Justement, j'ai un petit faible là-dedans pour Duris (49 printemps). Le khôl aux yeux, et généreusement bagouzé, il a « keithrichardisé » avec succès Aramis, s’inquiétant ici pour l’honneur de sa sœur, religieuse amoureuse d’un soldat. Cool mais sans en faire de trop, le risque était de plagier l'abattage de Johnny Depp en pirate des Caraïbes déviant et rock'n'roll, ce qu'il ne fait pas. Sur l'échafaud en Angleterre (Palais de Buckingham), quittant D'Artagnan et sa belle Constance (François Civil le chouchou de ces dames depuis son rôle de kiné doudou dans En corps (2022) et Lyna Khoudri, au joli profil dessiné, en contre-jour, de cygne), regardez bien sa posture, classieuse, et sa sortie de plan, subtile ; en bon relayeur, il assure bien, en mâtinant présence et absence. se mettant délicatement en retrait du duo amoureux, s'évanouissant à droite par le bord de l'image. Ce plan, le montrant en arrière-plan !, et en légère contre-plongée, particulièrement bien senti, est splendide.

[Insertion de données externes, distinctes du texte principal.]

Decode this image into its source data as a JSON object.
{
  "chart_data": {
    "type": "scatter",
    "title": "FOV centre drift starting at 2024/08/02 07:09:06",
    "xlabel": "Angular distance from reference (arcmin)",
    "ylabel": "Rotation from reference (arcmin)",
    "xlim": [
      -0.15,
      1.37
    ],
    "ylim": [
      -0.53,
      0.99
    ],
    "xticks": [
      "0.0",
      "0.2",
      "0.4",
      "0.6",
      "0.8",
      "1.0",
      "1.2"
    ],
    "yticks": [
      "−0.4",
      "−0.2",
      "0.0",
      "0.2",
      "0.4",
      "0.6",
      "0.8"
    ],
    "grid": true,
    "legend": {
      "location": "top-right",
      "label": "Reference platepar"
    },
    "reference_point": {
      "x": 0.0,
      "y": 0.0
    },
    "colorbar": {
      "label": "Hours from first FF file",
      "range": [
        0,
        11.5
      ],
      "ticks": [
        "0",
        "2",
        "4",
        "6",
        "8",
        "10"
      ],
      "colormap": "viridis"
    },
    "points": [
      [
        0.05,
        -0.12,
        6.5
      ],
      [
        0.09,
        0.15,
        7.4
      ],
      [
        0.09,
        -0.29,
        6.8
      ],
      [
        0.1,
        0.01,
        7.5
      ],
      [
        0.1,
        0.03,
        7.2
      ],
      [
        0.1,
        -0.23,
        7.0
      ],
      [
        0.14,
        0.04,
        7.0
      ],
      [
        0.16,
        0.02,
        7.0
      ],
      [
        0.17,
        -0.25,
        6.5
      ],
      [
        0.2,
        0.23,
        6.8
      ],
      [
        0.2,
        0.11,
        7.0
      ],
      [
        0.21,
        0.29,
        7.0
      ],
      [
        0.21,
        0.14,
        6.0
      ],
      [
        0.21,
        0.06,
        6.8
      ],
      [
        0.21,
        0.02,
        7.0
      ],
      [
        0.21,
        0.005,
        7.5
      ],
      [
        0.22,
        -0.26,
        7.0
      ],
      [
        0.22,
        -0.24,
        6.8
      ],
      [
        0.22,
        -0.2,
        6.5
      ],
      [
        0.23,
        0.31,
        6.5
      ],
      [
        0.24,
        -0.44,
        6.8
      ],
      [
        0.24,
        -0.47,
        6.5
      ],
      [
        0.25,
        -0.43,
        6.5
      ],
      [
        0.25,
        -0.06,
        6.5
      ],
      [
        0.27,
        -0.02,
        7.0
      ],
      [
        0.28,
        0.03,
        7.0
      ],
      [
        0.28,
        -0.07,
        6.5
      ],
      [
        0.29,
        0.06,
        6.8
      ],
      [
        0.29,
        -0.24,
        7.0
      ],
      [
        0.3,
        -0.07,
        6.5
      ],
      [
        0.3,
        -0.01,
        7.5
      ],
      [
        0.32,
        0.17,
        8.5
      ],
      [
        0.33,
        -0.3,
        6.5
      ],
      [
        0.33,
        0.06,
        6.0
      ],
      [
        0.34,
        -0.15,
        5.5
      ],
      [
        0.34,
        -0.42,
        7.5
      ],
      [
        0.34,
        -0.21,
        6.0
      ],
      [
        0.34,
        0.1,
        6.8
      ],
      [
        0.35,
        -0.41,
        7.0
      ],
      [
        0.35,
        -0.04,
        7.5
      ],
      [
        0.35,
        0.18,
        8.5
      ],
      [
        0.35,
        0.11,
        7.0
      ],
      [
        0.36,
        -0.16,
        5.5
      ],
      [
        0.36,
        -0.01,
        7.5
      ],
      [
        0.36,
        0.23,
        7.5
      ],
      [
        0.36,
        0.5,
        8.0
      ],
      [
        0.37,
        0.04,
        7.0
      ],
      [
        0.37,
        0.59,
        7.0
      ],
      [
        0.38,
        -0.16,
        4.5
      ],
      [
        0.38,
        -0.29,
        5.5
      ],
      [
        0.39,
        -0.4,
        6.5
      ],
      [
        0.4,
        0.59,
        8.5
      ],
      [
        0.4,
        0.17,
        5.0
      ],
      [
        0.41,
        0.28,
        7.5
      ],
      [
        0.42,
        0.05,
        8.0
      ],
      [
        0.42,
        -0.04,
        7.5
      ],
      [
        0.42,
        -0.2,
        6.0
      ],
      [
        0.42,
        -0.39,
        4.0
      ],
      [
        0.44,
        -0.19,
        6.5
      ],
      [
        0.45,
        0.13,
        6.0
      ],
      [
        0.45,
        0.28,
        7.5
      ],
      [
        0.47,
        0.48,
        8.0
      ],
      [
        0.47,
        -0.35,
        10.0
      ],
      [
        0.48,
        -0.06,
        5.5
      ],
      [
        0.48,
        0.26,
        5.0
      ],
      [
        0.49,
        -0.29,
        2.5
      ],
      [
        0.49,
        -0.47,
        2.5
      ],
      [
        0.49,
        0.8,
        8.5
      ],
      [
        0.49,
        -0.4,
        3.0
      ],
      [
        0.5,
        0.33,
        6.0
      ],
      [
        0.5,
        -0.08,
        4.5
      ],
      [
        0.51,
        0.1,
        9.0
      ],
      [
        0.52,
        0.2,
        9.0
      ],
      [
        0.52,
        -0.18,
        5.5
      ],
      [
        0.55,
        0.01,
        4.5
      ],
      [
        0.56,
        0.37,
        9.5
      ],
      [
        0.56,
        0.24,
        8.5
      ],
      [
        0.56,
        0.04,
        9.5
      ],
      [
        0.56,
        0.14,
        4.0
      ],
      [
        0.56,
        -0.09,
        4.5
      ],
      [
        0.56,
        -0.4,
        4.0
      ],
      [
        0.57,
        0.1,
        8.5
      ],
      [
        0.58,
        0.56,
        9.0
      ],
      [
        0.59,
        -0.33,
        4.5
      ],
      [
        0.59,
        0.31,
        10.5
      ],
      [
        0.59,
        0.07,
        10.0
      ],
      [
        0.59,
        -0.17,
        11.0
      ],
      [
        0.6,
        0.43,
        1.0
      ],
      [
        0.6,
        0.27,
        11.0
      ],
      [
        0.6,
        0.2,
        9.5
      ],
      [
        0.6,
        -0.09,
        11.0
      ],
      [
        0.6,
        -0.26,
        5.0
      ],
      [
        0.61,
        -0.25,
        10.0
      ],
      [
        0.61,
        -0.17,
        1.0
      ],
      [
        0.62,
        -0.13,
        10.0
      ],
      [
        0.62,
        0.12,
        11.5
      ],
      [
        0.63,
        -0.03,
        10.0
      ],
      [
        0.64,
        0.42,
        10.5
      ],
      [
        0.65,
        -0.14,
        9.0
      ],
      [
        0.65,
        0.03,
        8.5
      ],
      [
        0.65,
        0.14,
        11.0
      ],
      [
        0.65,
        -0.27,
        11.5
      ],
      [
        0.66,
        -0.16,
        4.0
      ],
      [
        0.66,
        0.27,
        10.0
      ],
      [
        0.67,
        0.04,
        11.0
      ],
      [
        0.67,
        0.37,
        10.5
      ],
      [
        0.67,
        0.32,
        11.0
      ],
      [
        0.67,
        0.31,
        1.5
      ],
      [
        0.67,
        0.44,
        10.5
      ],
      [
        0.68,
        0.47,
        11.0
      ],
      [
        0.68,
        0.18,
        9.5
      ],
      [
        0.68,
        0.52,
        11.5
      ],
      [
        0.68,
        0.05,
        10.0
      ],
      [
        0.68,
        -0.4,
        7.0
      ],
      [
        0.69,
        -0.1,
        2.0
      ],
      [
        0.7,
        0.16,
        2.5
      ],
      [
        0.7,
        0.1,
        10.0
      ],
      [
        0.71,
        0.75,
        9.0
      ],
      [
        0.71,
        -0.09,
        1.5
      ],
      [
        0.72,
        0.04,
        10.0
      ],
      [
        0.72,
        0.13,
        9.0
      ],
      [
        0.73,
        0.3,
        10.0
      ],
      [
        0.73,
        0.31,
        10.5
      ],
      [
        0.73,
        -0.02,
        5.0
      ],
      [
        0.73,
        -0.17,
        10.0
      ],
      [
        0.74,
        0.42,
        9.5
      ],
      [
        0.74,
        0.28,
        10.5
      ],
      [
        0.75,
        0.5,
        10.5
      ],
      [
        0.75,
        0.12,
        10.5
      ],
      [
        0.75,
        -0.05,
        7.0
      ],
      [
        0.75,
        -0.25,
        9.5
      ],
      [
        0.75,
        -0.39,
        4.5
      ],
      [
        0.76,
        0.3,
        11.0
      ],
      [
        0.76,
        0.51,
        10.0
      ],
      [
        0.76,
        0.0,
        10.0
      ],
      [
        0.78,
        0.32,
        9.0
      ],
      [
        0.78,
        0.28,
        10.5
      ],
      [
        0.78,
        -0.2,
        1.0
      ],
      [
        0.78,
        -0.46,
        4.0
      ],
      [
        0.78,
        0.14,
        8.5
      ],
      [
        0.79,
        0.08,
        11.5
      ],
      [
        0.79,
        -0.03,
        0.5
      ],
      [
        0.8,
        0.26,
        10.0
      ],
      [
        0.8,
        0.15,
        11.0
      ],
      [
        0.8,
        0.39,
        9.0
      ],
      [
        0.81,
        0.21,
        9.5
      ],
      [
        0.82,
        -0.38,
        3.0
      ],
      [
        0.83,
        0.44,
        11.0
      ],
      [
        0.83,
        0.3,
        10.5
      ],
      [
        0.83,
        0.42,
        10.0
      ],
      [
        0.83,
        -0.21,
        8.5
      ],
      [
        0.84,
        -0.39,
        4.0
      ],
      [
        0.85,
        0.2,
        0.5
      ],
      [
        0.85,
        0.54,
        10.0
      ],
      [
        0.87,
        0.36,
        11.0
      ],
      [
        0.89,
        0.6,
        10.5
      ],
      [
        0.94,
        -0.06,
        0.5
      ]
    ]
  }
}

Ma foi, c'est un film français qui, question charisme, amplitude narrative et réalisation, n'a rien à envier, avec son esprit chevaleresque chevillé au corps et son côté « marvellisation » revendiqué de l’univers de Dumas, au meilleur des productions hollywoodiennes mainstream ; de toute évidence, Bourboulon progresse de plus en plus depuis son dépoussiérage plutôt malin du genre de la comédie sur le divorce avec Papa ou Maman 1 et 2 et son film historique romanesque un poil trop scolaire Eiffel. Et cocorico, le storytelling cocardier a fait son petit bonhomme de chemin, puisque ces 3 Mousquetaires Chapter 2, sous pavillon Pathé, sont parvenus, malgré la concurrence yankee (Wonka) du moment, à se faire le « French blockbuster de Noël » : youpi, on peut bomber le torse et battre le fer, sans sentiment d'infériorité, avec les Ricains ! Et non pas en lorgnant sur leur propre terrain, hein : pour rappel, les mousquetaires de cape et d'épée, Saint-Malo (on y voit bien sa citadelle ainsi que sa plage de l’Éventail avec ses fameux pieux verticaux en bois dignes d'une installation de land art !) et Alexandre Dumas (rendons à César ce qui lui appartient), c'est notre territoire, notre Histoire de France et de Navarre, notre littérature, notre patrimoine, entre réalité et mythologie. Et toc ! Du 4 sur 5 pour moi.

Les Trois Mousquetaires : Milady (2023 – 1h55). Film d’aventures franco-germano-hispano-belge. Couleur. De Martin Bourboulon. Avec François Civil, Vincent Cassel, Eva Green, Romain Duris, Pio Marmaï, Jacob Fortune-Lloyd, Lyna Khoudri, Éric Ruf, Louis Garrel, Vicky Krieps, Marc Barbé, Julien Frison, Patrick Mille, Camille Rutherford, Thibault Vinçon, Alexis Michalik. En salle depuis le 13 décembre 2023.